For retailers, a shoddy performance over a quarter can be blamed on any number of issues; but for Sainsbury’s, its drab Q1 results contrast sharply against a generally pleasant summer for the other major grocers. And with reportedly poor store standards at Sainsbury’s locations nationwide in recent months, it might be that the apparent deterioration of day-to-day operations is a symptom of a larger, mismanagement problem.
There is no doubt that CEO Mike Coupe and the rest of Sainsbury’s operating board have a lot on their plates going into the rest of 2018. Like the other grocers, it is learning how to compete against the successful models of both the discounter and online pureplay channels, while also having to navigate the UK’s poor preparation for food post-Brexit. But at the same time, it is pushing ahead with the megamerger with ASDA, set to create the UK’s largest retailer controlling with a 22.6% share of the grocery market (provided the CMA approves it).
However, with all senior focus on creating a smooth path for the proposed ASDA-Sainsbury’s entity to pass the CMA’s scrutiny, several cracks are beginning to appear in the day-to-day operations of the upmarket grocer. Numerous sources – including GlobalData’s July ‘Out & About’ report and Shore Capital – provide images and anecdotes of Sainsbury’s stores with empty shelves, untidy and disorganized stocking of products, and lacklustre customer service.
Uncontrollable market conditions have certainly played a part. The CO² shortage, arriving at the same time as a spike in grocery demand from to the hot weather and an extended stay in World Cup, hit supply in frozen food, beer and vacuum packaged goods across retailers. But others hit by the shortage – like Ocado and Morrisons – have since recovered. So why are Sainsbury’s lagging behind?

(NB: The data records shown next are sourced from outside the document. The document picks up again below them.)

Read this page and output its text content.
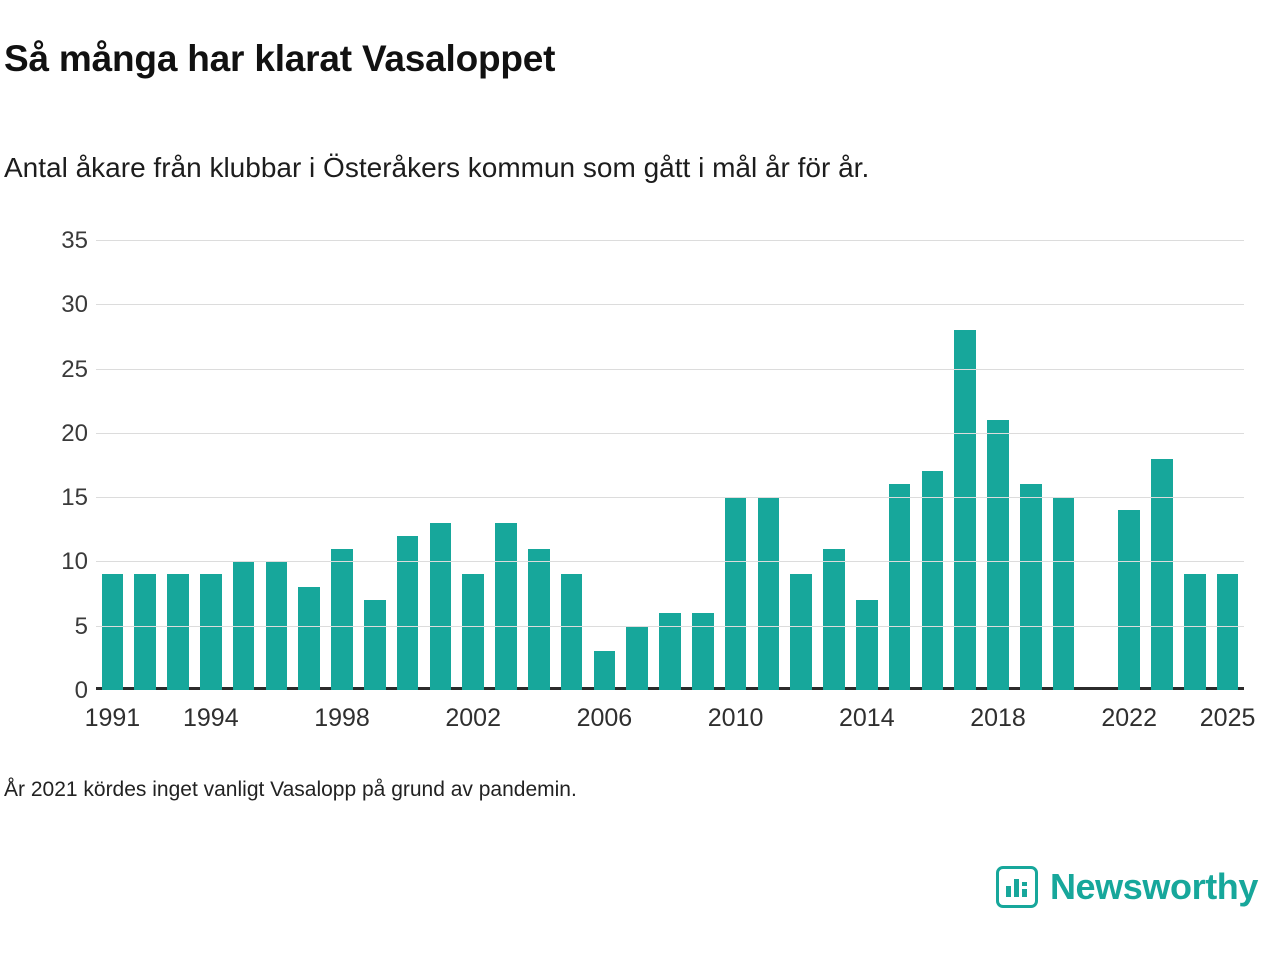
Så många har klarat Vasaloppet
Antal åkare från klubbar i Österåkers kommun som gått i mål år för år.
0
5
10
15
20
25
30
35
1991 1994	1998	2002	2006	2010	2014	2018	2022 2025
År 2021 kördes inget vanligt Vasalopp på grund av pandemin.
Newsworthy
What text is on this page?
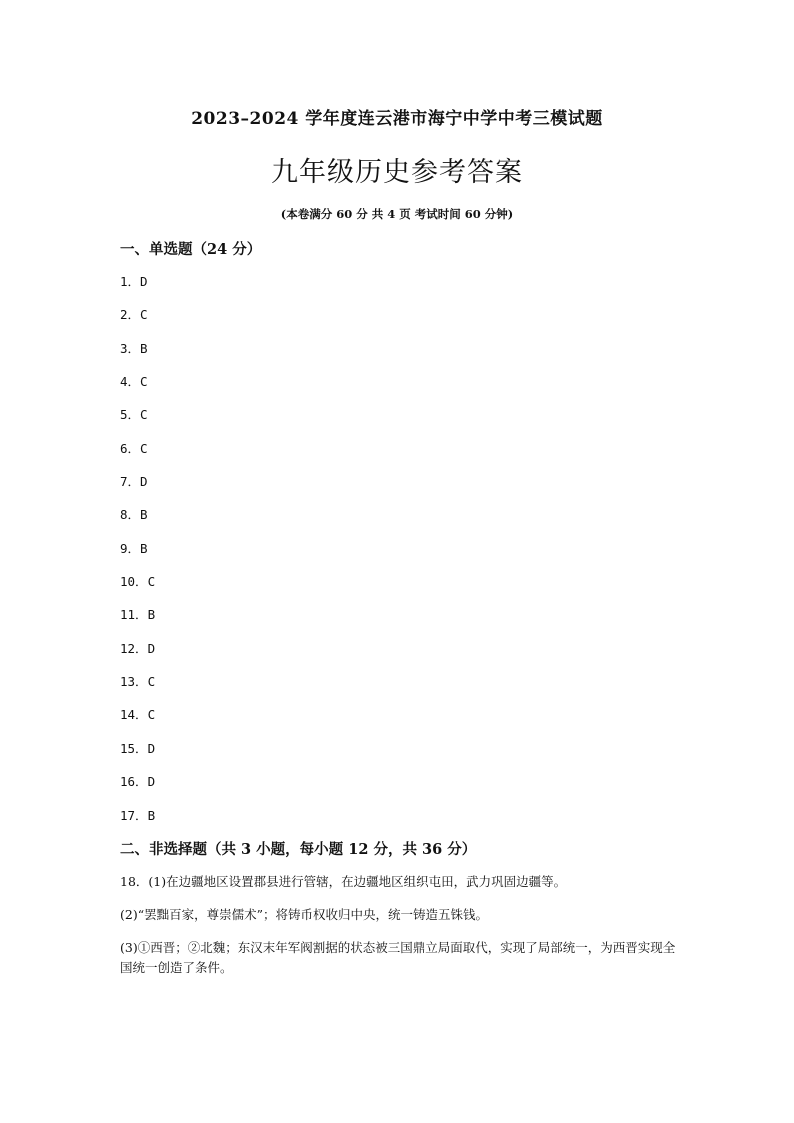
2023–2024 学年度连云港市海宁中学中考三模试题
九年级历史参考答案
(本卷满分 60 分 共 4 页 考试时间 60 分钟)
一、单选题（24 分）
1．D
2．C
3．B
4．C
5．C
6．C
7．D
8．B
9．B
10．C
11．B
12．D
13．C
14．C
15．D
16．D
17．B
二、非选择题（共 3 小题，每小题 12 分，共 36 分）
18．(1)在边疆地区设置郡县进行管辖，在边疆地区组织屯田，武力巩固边疆等。
(2)“罢黜百家，尊崇儒术”；将铸币权收归中央，统一铸造五铢钱。
(3)①西晋；②北魏；东汉末年军阀割据的状态被三国鼎立局面取代，实现了局部统一，为西晋实现全国统一创造了条件。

A change in store management structure
In January earlier this year, Sainsbury’s made the decision to restructure store roles, announcing that several manager, team leader and supervisor roles were to be cut from stores nationwide – opting for a fewer number of employees with control over instore operations, while offering others lower paid roles. Retail director Simon Roberts stated the changes would result in “a more efficient and effective management structure”, with cost savings used to enhance the customer offer and develop colleagues.
Although it is a leap to state that the restructure – either through poor conception (or both) – has been the only factor for the notable decay of instore performance, it certainly hasn’t had the desired effect of making the stores more effective.
More problematically for the management, the ado is starting to filter through to the finances. Despite the boom in summer sales aiding a 2.4% increase in net sales at ASDA (12 weeks to end of June) and a 2.3% increase in group sales at Tesco (13 weeks to end of May), Sainsbury’s saw retail sales grow only 0.8% (16 weeks to end of June); for grocery, this falls to 0.5% – dangerously below the level of food and grocery inflation of 3.1% for Q2 2018.
For now, Sainsbury’s can fall back on a raft of excuses: the new store management structure is still in a transition phase, stories of unavailability are exaggerations, a one-off quarter of underperformance, etc. But if the instore problems are not resolved soon, the retailer’s H1 results at the start of November may produce more unfavourable results that will be harder to plaster over.